Uma série baseada em duas excelentes fontes – o longa homônimo de Bong Joon-Ho e as graphic novels francesas batizadas aqui de O Perfuraneve – já nasceria sob pressão, especialmente considerando que o conceito, um futuro distópico em que a Terra foi congelada por um cataclismo causado pelos humanos, com os sobreviventes vivendo apenas em um trem que circunda o planeta em moto-perpétuo, é de dificílima execução. Some-se a isso os anos complicados de produção, com mudança de showrunners, de roteiros e de produtoras e a receita para uma tragédia televisiva estava pronta.

E, de certa forma, a temporada inaugural começou cumprindo a profecia de um futuro sombrio com uma trama policialesca no estilo whodunit que abafava a luta de classes, elemento vital da obra original e também do filme. No entanto, talvez o começo abaixo das expectativas tivesse como objetivo fisgar justamente o público que não conhecia as fontes primígenas, de certa forma nivelando o público um pouco por baixo para permitir uma aclimatação mais fácil a esse universo bem peculiar. Digo isso, pois a temporada foi constantemente subindo de nível, rapidamente abandonando – ou melhor, resolvendo – a questão dos assassinatos e mergulhando de vez no cerne da estrutura de classes bem marcada pela divisão natural que um trem comum tem.

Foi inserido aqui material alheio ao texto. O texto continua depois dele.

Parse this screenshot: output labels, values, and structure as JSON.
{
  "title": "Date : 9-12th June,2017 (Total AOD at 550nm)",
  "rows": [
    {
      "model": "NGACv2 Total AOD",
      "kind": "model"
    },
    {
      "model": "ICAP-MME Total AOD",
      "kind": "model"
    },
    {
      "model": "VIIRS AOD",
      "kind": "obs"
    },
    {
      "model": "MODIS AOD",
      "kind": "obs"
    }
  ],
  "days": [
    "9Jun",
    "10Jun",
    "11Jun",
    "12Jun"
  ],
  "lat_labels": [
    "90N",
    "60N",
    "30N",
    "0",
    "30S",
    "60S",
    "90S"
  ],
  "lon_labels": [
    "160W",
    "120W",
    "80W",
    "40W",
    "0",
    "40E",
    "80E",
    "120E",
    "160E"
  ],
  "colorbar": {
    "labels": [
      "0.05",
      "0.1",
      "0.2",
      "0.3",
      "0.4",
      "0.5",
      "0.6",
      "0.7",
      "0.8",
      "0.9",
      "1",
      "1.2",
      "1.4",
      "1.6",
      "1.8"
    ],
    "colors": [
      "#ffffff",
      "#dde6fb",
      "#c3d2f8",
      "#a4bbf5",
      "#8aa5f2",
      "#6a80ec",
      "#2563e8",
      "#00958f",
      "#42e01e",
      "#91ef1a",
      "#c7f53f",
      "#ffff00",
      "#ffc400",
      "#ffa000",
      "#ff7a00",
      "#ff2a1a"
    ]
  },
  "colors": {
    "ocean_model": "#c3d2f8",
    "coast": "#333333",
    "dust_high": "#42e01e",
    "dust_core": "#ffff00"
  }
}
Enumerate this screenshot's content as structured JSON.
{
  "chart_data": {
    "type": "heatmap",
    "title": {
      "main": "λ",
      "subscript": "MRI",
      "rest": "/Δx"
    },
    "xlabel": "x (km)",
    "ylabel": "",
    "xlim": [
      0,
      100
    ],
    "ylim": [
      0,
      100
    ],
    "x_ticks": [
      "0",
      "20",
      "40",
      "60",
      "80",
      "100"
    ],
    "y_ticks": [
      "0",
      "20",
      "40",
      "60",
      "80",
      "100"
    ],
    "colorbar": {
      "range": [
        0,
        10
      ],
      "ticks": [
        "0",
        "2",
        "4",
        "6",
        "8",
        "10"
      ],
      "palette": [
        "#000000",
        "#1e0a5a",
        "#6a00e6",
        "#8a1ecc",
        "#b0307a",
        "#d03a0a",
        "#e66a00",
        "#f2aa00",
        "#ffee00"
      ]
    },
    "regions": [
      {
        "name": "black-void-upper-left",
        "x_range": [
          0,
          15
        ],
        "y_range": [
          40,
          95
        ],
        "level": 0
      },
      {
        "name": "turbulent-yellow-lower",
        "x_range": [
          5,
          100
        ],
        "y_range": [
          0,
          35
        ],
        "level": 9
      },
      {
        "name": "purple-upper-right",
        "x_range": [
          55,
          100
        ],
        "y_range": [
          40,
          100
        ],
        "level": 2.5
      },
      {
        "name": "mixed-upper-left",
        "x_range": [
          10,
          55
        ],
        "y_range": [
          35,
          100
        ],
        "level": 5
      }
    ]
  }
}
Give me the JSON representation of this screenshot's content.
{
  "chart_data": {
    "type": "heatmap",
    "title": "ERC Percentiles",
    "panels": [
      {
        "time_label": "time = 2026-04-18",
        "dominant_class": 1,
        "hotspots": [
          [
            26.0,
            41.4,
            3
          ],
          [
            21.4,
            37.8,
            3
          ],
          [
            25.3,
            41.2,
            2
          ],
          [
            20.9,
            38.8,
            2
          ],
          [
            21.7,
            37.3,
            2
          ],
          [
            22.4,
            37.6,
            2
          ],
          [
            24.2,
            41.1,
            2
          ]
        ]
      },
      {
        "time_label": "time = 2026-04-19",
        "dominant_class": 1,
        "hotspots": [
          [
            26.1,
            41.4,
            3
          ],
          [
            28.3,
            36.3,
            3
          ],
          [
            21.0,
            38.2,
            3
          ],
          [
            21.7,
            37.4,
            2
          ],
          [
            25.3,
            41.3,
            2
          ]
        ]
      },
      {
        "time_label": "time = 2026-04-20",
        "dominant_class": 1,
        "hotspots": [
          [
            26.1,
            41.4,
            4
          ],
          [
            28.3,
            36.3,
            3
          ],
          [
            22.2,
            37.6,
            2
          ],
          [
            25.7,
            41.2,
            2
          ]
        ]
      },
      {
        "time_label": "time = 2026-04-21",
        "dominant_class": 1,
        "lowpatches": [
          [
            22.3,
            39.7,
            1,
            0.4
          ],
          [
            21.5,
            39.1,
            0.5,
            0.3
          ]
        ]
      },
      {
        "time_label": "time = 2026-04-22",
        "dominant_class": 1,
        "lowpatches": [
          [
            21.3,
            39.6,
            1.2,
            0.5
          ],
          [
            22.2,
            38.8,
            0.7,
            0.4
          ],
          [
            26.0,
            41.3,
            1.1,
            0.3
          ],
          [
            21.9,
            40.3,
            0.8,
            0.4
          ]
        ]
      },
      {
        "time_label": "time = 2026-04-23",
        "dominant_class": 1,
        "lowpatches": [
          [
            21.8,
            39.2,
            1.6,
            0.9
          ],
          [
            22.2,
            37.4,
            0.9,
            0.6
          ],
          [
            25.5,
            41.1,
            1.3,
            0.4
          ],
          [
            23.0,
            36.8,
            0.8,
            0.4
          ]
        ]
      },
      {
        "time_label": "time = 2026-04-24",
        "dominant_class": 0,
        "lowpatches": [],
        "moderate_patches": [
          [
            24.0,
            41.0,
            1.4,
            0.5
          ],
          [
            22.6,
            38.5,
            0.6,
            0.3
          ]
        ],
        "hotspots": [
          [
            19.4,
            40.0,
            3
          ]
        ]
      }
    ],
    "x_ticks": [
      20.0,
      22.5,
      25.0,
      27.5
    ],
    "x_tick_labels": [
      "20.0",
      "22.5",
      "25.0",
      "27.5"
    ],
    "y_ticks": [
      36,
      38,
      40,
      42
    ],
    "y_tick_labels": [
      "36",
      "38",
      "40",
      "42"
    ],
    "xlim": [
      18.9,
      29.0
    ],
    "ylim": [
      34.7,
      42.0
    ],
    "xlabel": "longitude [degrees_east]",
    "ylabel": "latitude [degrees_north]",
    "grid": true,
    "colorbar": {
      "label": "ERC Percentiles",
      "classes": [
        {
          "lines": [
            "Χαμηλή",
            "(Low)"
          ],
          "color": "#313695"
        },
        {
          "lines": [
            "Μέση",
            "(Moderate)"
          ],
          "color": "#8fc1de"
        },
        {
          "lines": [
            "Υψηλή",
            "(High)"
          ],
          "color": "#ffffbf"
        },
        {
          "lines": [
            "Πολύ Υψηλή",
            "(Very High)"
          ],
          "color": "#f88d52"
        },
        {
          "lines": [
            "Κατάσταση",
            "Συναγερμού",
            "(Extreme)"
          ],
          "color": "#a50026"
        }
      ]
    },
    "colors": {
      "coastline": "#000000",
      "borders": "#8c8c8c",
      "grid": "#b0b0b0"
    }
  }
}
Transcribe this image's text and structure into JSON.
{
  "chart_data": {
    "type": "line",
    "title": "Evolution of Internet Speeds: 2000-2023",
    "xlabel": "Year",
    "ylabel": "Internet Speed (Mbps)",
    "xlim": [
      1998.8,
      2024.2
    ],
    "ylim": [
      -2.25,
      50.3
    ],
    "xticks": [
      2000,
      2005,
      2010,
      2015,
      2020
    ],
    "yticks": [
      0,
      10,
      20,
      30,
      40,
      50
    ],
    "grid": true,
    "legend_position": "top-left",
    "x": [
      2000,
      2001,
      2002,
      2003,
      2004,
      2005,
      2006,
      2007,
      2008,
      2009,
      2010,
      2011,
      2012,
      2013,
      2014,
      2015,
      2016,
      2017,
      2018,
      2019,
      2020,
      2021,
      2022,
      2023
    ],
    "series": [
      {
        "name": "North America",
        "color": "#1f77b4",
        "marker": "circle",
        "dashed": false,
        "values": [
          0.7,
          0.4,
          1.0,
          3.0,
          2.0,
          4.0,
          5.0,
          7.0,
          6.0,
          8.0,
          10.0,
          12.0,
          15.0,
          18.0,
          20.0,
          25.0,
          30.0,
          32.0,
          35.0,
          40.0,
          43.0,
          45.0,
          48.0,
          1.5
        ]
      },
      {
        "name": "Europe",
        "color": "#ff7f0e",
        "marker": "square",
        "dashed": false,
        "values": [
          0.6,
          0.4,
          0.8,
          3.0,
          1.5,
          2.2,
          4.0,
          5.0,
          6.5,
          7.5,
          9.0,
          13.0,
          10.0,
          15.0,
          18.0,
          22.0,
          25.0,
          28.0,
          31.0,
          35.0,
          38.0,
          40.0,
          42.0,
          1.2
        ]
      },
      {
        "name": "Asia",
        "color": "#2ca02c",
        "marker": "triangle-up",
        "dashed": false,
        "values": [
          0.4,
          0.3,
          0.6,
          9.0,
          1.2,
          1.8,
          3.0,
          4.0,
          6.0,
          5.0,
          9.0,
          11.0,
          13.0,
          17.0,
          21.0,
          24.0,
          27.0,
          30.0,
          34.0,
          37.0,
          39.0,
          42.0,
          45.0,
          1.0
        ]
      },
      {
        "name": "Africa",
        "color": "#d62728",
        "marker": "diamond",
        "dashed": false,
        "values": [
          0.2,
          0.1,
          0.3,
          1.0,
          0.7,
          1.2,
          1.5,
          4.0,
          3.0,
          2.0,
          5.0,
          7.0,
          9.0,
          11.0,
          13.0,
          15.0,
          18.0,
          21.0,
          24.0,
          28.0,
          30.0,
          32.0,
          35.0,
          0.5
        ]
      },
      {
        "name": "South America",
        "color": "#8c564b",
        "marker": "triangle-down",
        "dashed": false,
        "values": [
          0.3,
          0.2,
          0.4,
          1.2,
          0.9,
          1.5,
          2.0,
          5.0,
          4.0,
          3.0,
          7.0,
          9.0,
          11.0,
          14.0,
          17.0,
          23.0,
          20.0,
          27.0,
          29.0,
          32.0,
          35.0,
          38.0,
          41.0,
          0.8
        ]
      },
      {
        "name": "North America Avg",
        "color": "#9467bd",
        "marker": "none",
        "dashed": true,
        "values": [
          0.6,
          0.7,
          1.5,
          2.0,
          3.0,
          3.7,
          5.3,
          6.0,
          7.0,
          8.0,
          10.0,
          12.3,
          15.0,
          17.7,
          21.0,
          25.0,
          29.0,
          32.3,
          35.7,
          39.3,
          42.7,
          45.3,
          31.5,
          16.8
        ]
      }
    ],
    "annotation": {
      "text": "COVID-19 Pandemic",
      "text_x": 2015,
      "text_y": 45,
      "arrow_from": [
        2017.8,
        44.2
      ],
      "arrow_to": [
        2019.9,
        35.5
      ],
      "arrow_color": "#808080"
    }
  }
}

A dupla protagonista – ou será que o mais correto seria dizer a dupla formada pelo protagonista Andre Layton e pela antagonista Melanie Cavill? – ganhou os holofotes desde o começo, com destaque particular para Jennifer Connelly, peça essencial para o bom funcionamento do trem, mas também para a manutenção do status quo. Desde o início o espectador percebe e sente sua dureza, mas também algo mais que a torna uma personagem ambígua e muito interessante, com ótimo desenvolvimento ao longo da temporada. Infelizmente, porém, o Andre Layton de Daveed Diggs não tem o mesmo impacto, com o ator deixando a desejar e com seu papel escrito de maneira pouco chamativa, mesmo que seja ele o pivô da revolução classista que marca o excelente clímax da temporada.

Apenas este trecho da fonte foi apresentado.